Home-care services increase, nursing home stays stagnate

A Spitex employee checks on an old lady at her home in Biel, northwestern Switzerland Keystone

Better at home than in a home: almost 350,000 people made use of assistance and home-care services (Spitex) last year, 10,000 more than in 2016. In contrast, the number of residents of old-age and nursing homes remained constant at 149,000, 15% of them for a short stay. 


Spitex, a Swiss non-profit organisation that provides in-home nursing services like changing bandages and administering medicine, chalked up nearly 16 million hours of home care and more than six million hours of assistance, according to figures published on Thursday by the Federal Statistical Office. 

The number of private Spitex providers grew notably.
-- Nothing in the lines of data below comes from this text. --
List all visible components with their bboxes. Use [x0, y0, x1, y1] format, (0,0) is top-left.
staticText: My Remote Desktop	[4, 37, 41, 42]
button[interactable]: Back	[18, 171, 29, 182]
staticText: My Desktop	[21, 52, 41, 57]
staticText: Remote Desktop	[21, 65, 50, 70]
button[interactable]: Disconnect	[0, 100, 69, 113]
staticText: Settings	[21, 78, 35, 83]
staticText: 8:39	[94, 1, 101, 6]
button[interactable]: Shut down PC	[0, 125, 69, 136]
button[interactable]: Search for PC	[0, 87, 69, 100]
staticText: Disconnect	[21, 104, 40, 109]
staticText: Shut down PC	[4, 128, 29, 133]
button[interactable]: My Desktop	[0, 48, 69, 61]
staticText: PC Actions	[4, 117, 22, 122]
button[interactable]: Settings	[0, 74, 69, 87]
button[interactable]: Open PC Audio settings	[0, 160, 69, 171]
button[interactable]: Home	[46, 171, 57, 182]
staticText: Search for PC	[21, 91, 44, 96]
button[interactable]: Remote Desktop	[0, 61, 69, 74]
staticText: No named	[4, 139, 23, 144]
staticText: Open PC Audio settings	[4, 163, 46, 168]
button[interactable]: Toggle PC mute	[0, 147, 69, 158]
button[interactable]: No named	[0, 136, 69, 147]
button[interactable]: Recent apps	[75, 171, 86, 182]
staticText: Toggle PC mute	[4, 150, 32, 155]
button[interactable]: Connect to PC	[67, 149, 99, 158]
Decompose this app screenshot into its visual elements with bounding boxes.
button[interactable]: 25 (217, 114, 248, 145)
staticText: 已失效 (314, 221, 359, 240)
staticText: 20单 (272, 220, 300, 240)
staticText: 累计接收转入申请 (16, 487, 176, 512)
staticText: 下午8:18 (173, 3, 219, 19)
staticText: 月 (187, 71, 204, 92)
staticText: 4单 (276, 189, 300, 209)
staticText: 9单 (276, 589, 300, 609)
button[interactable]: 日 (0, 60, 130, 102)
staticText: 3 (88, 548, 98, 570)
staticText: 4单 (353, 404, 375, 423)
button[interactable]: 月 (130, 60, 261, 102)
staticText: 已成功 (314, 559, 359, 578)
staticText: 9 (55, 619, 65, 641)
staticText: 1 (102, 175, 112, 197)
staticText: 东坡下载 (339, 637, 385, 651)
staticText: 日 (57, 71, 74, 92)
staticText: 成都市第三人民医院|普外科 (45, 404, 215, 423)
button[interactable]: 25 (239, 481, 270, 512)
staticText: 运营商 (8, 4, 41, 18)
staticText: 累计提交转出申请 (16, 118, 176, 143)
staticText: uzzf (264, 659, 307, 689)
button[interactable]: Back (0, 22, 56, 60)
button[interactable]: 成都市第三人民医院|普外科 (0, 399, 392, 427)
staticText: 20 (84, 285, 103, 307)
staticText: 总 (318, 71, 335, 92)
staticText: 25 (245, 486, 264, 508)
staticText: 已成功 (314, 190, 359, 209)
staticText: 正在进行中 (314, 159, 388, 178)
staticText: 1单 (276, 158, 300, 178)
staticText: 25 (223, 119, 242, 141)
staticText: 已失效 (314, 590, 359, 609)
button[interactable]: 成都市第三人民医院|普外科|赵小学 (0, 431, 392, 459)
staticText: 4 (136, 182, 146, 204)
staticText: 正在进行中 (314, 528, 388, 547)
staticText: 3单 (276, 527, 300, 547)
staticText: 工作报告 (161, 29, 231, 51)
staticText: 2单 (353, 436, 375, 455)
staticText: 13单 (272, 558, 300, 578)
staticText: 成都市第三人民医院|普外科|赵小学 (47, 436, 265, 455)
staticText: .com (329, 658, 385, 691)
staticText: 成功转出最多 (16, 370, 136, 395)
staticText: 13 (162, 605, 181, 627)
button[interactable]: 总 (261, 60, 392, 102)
While Spitex provided a total of 7% more care and support hours last year than in 2016, private-sector care companies increased their work hours by 43%. 

On average, 22.5% of residents who lived at home were over 80. Of these, there were two to three times as many women as men. 

Over the same period, 95,883 long-term places were available in 1,561 retirement and nursing homes, 0.6% more than in the previous year. Staff increased by 2%. But in most cantons, the proportion of over 65-year-olds who lived in such homes declined. 

Health costs 

In 2017, the costs of a long-term place in a home averaged CHF9,122 ($9,075) per client per month, CHF200 more than in 2016. This amounted to a total of CHF10 billion for the year; 43% of which was covered by compulsory health insurance. 

Of the almost CHF2.5 billion that Spitex care cost in total, insurers covered over 39%. Just under a fifth was borne by the clients themselves and 42% was paid for by the public sector. According to the statistical office, Spitex costs averaged just under CHF600 per client per month. 

Despite the continuous expansion of private sector support since 2011, Spitex’s market share remains 80%.